Albanien hat eine wechselhafte Geschichte, geprägt von Fremdherrschaft und Selbständigkeit, von Freiheit und Unterdrückung, von Wohlstand und Armut. Mit dem Zusammenbruch des kommunistischen Regimes, das das Land für fast ein halbes Jahrhundert vollkommen von der Außenwelt isolierte, hat sich auch für Albanien wieder die Zeit neue Perspektiven eröffnet. Albanien ist wieder mitten in Europa angekommen und hat einen faszinierenden Modernisierungs- und Aufholprozess in den vergangenen Jahren gestartet.

7. Jh. v. Chr.
Gründung griechischer Kolonien auf dem Gebiet des heutigen Albaniens.

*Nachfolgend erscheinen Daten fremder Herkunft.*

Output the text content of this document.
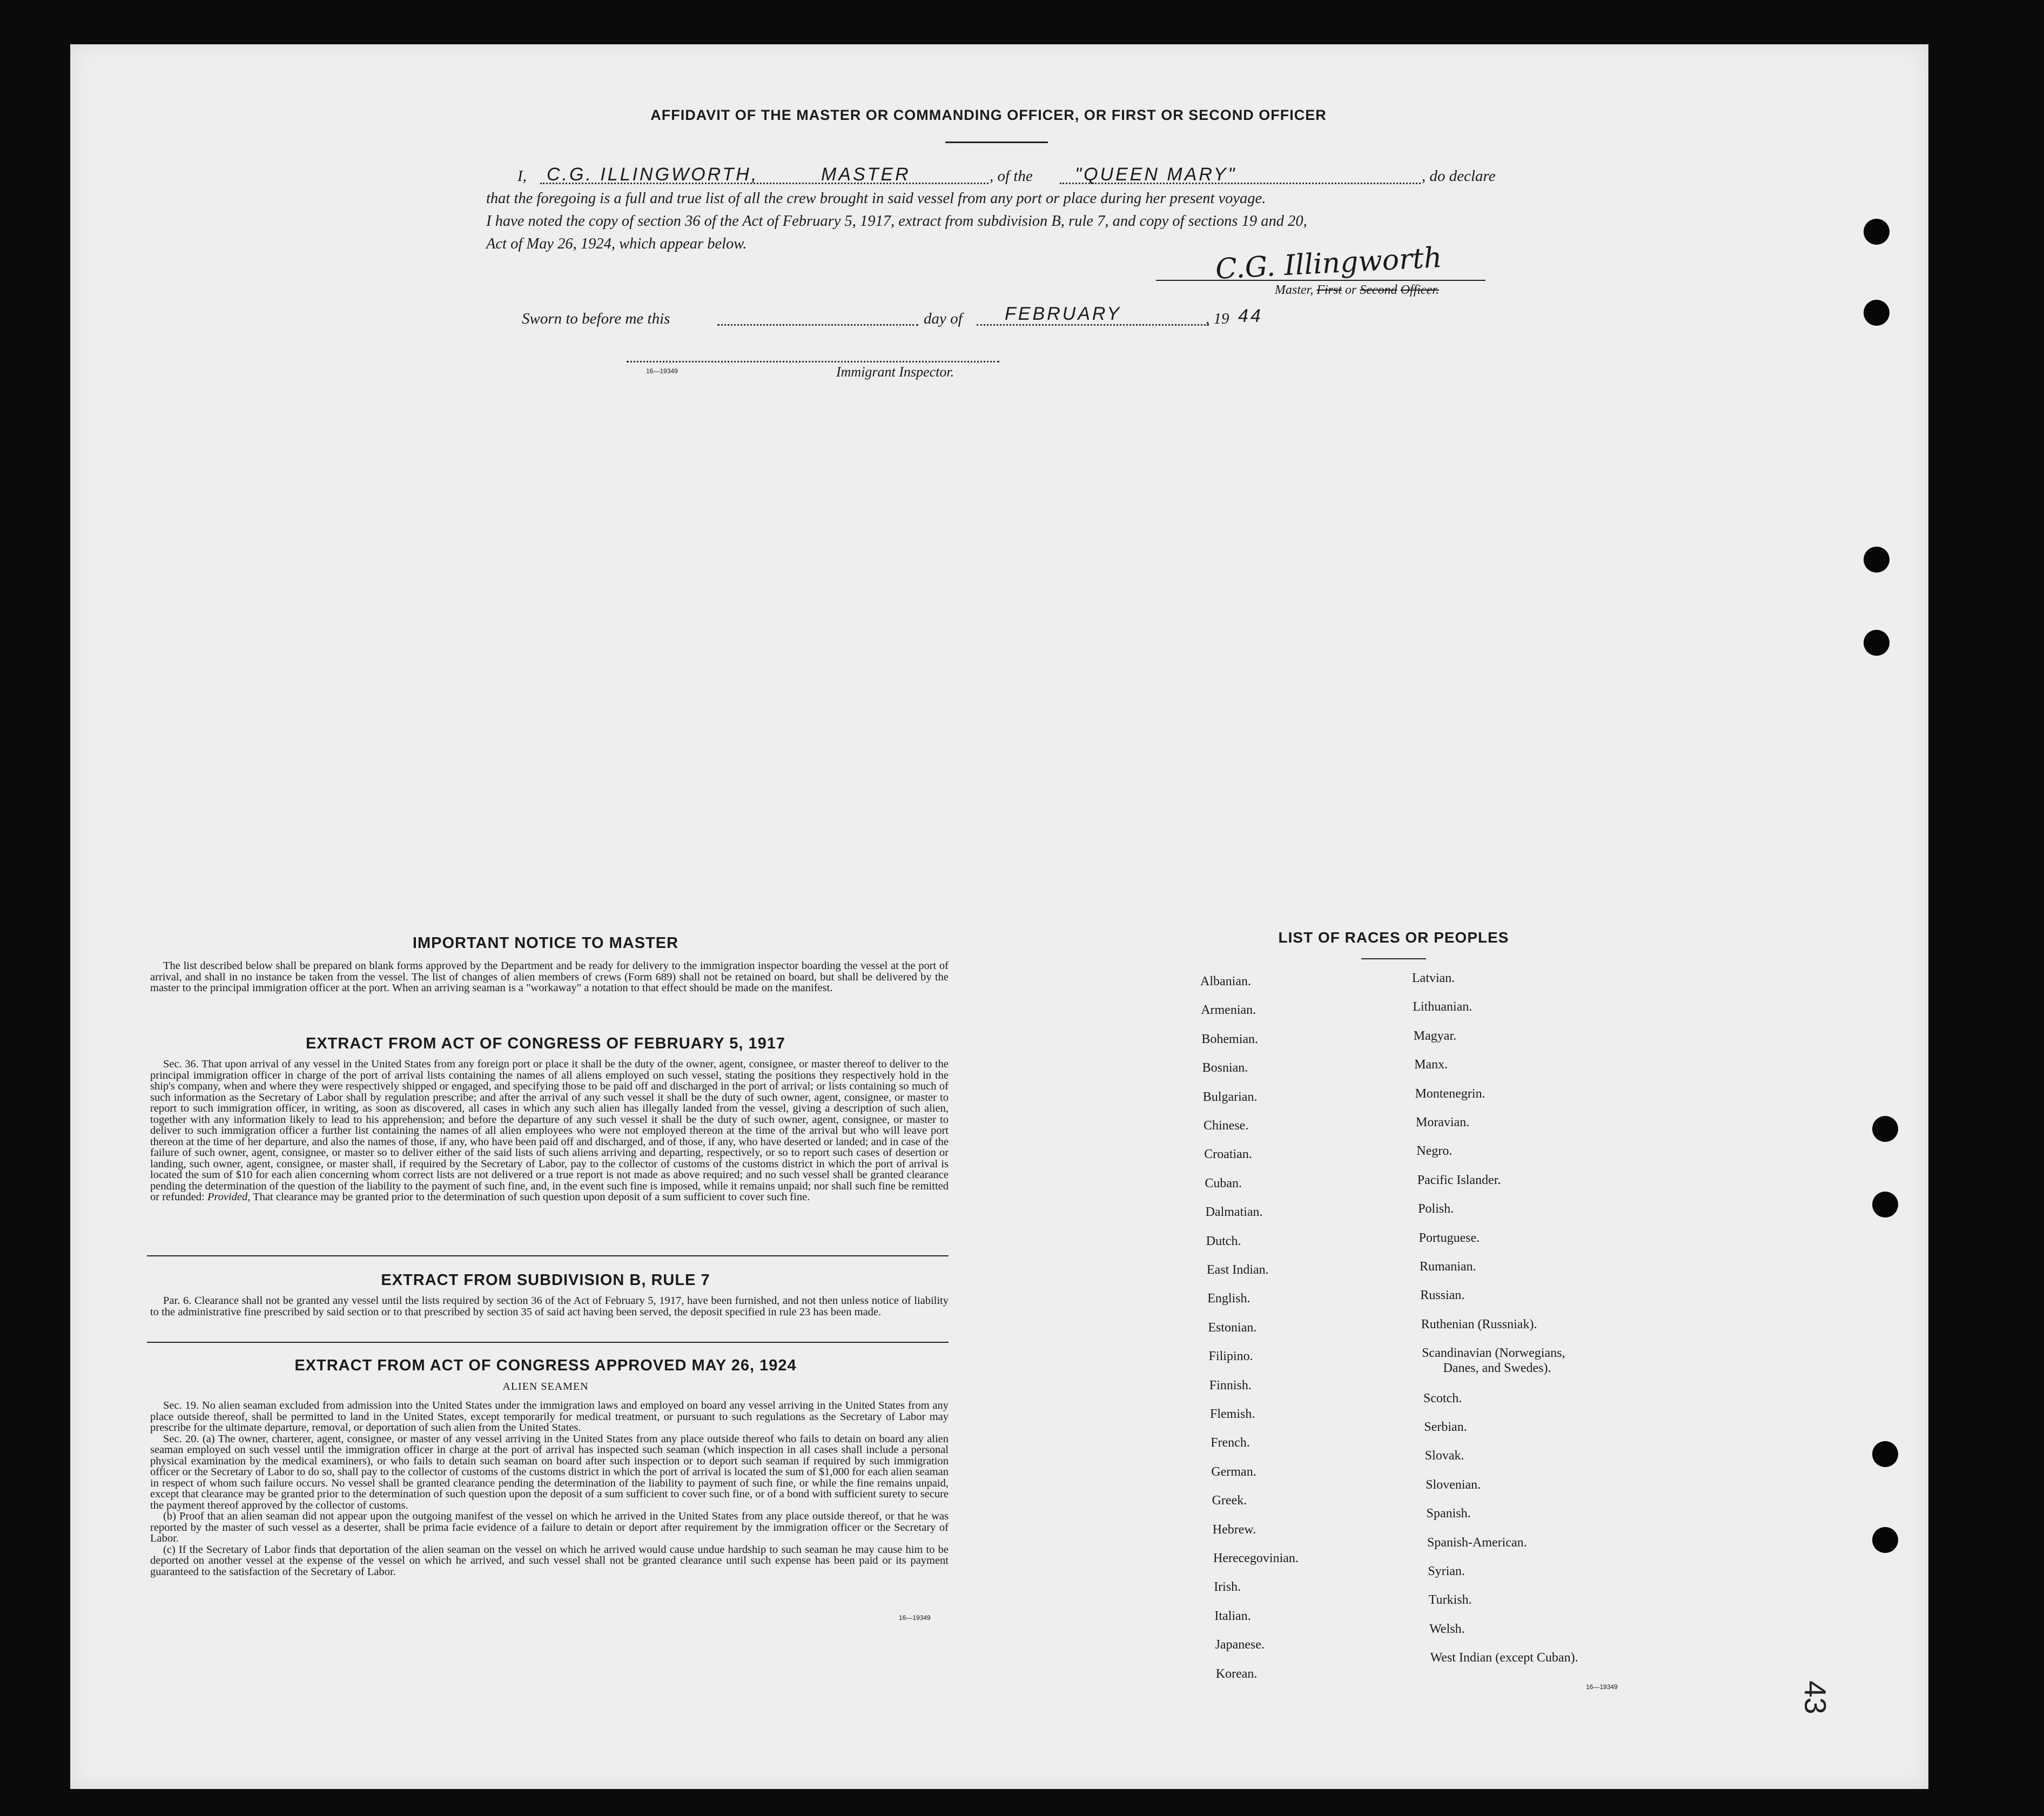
AFFIDAVIT OF THE MASTER OR COMMANDING OFFICER, OR FIRST OR SECOND OFFICER
I, C.G. ILLINGWORTH,	MASTER	, of the "QUEEN MARY"	, do declare
that the foregoing is a full and true list of all the crew brought in said vessel from any port or place during her present voyage.
I have noted the copy of section 36 of the Act of February 5, 1917, extract from subdivision B, rule 7, and copy of sections 19 and 20,
Act of May 26, 1924, which appear below.	C.G. Illingworth
Master, First or Second Officer.
Sworn to before me this	day of FEBRUARY	, 19 44
16—19349	Immigrant Inspector.
IMPORTANT NOTICE TO MASTER

The list described below shall be prepared on blank forms approved by the Department and be ready for delivery to the immigration inspector boarding the vessel at the port of arrival, and shall in no instance be taken from the vessel. The list of changes of alien members of crews (Form 689) shall not be retained on board, but shall be delivered by the master to the principal immigration officer at the port. When an arriving seaman is a "workaway" a notation to that effect should be made on the manifest.

EXTRACT FROM ACT OF CONGRESS OF FEBRUARY 5, 1917

Sec. 36. That upon arrival of any vessel in the United States from any foreign port or place it shall be the duty of the owner, agent, consignee, or master thereof to deliver to the principal immigration officer in charge of the port of arrival lists containing the names of all aliens employed on such vessel, stating the positions they respectively hold in the ship's company, when and where they were respectively shipped or engaged, and specifying those to be paid off and discharged in the port of arrival; or lists containing so much of such information as the Secretary of Labor shall by regulation prescribe; and after the arrival of any such vessel it shall be the duty of such owner, agent, consignee, or master to report to such immigration officer, in writing, as soon as discovered, all cases in which any such alien has illegally landed from the vessel, giving a description of such alien, together with any information likely to lead to his apprehension; and before the departure of any such vessel it shall be the duty of such owner, agent, consignee, or master to deliver to such immigration officer a further list containing the names of all alien employees who were not employed thereon at the time of the arrival but who will leave port thereon at the time of her departure, and also the names of those, if any, who have been paid off and discharged, and of those, if any, who have deserted or landed; and in case of the failure of such owner, agent, consignee, or master so to deliver either of the said lists of such aliens arriving and departing, respectively, or so to report such cases of desertion or landing, such owner, agent, consignee, or master shall, if required by the Secretary of Labor, pay to the collector of customs of the customs district in which the port of arrival is located the sum of $10 for each alien concerning whom correct lists are not delivered or a true report is not made as above required; and no such vessel shall be granted clearance pending the determination of the question of the liability to the payment of such fine, and, in the event such fine is imposed, while it remains unpaid; nor shall such fine be remitted or refunded: Provided, That clearance may be granted prior to the determination of such question upon deposit of a sum sufficient to cover such fine.

EXTRACT FROM SUBDIVISION B, RULE 7

Par. 6. Clearance shall not be granted any vessel until the lists required by section 36 of the Act of February 5, 1917, have been furnished, and not then unless notice of liability to the administrative fine prescribed by said section or to that prescribed by section 35 of said act having been served, the deposit specified in rule 23 has been made.

EXTRACT FROM ACT OF CONGRESS APPROVED MAY 26, 1924
ALIEN SEAMEN

Sec. 19. No alien seaman excluded from admission into the United States under the immigration laws and employed on board any vessel arriving in the United States from any place outside thereof, shall be permitted to land in the United States, except temporarily for medical treatment, or pursuant to such regulations as the Secretary of Labor may prescribe for the ultimate departure, removal, or deportation of such alien from the United States.

Sec. 20. (a) The owner, charterer, agent, consignee, or master of any vessel arriving in the United States from any place outside thereof who fails to detain on board any alien seaman employed on such vessel until the immigration officer in charge at the port of arrival has inspected such seaman (which inspection in all cases shall include a personal physical examination by the medical examiners), or who fails to detain such seaman on board after such inspection or to deport such seaman if required by such immigration officer or the Secretary of Labor to do so, shall pay to the collector of customs of the customs district in which the port of arrival is located the sum of $1,000 for each alien seaman in respect of whom such failure occurs. No vessel shall be granted clearance pending the determination of the liability to payment of such fine, or while the fine remains unpaid, except that clearance may be granted prior to the determination of such question upon the deposit of a sum sufficient to cover such fine, or of a bond with sufficient surety to secure the payment thereof approved by the collector of customs.

(b) Proof that an alien seaman did not appear upon the outgoing manifest of the vessel on which he arrived in the United States from any place outside thereof, or that he was reported by the master of such vessel as a deserter, shall be prima facie evidence of a failure to detain or deport after requirement by the immigration officer or the Secretary of Labor.

(c) If the Secretary of Labor finds that deportation of the alien seaman on the vessel on which he arrived would cause undue hardship to such seaman he may cause him to be deported on another vessel at the expense of the vessel on which he arrived, and such vessel shall not be granted clearance until such expense has been paid or its payment guaranteed to the satisfaction of the Secretary of Labor.

16—19349
LIST OF RACES OR PEOPLES
Albanian.
Armenian.
Bohemian.
Bosnian.
Bulgarian.
Chinese.
Croatian.
Cuban.
Dalmatian.
Dutch.
East Indian.
English.
Estonian.
Filipino.
Finnish.
Flemish.
French.
German.
Greek.
Hebrew.
Herecegovinian.
Irish.
Italian.
Japanese.
Korean.
Latvian.
Lithuanian.
Magyar.
Manx.
Montenegrin.
Moravian.
Negro.
Pacific Islander.
Polish.
Portuguese.
Rumanian.
Russian.
Ruthenian (Russniak).
Scandinavian (Norwegians,
Danes, and Swedes).
Scotch.
Serbian.
Slovak.
Slovenian.
Spanish.
Spanish-American.
Syrian.
Turkish.
Welsh.
West Indian (except Cuban).
16—19349	43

Die griechische Kultur hat einen großen Einfluss auf die Illyriechen Stämme,
die als Urahnen der heutigen Albaner angesehen werden.

6. Jh. v. Chr.
Das Reich der Illyrer erlebt eine kulturelle und wirtschaftliche Blütezeit. Herausragende Könige dieser Zeit sind Bardhyl, Agron, Teuta und Gent. Zur Erinnerung an dieser Zeit verwenden die Albaner heute diese Namen häufig als Vornamen für ihre Kinder.

3. Jh. v. Chr.
König Agron herrscht über ein ausgedehntes Reich von Epirus im Süden bis Dalmatien im Norden. Shkoder wird die Hauptstadt des illyrischen Königreiches.

229 - 228 v. Chr.
Die ersten römisch-illyrischen Kriege.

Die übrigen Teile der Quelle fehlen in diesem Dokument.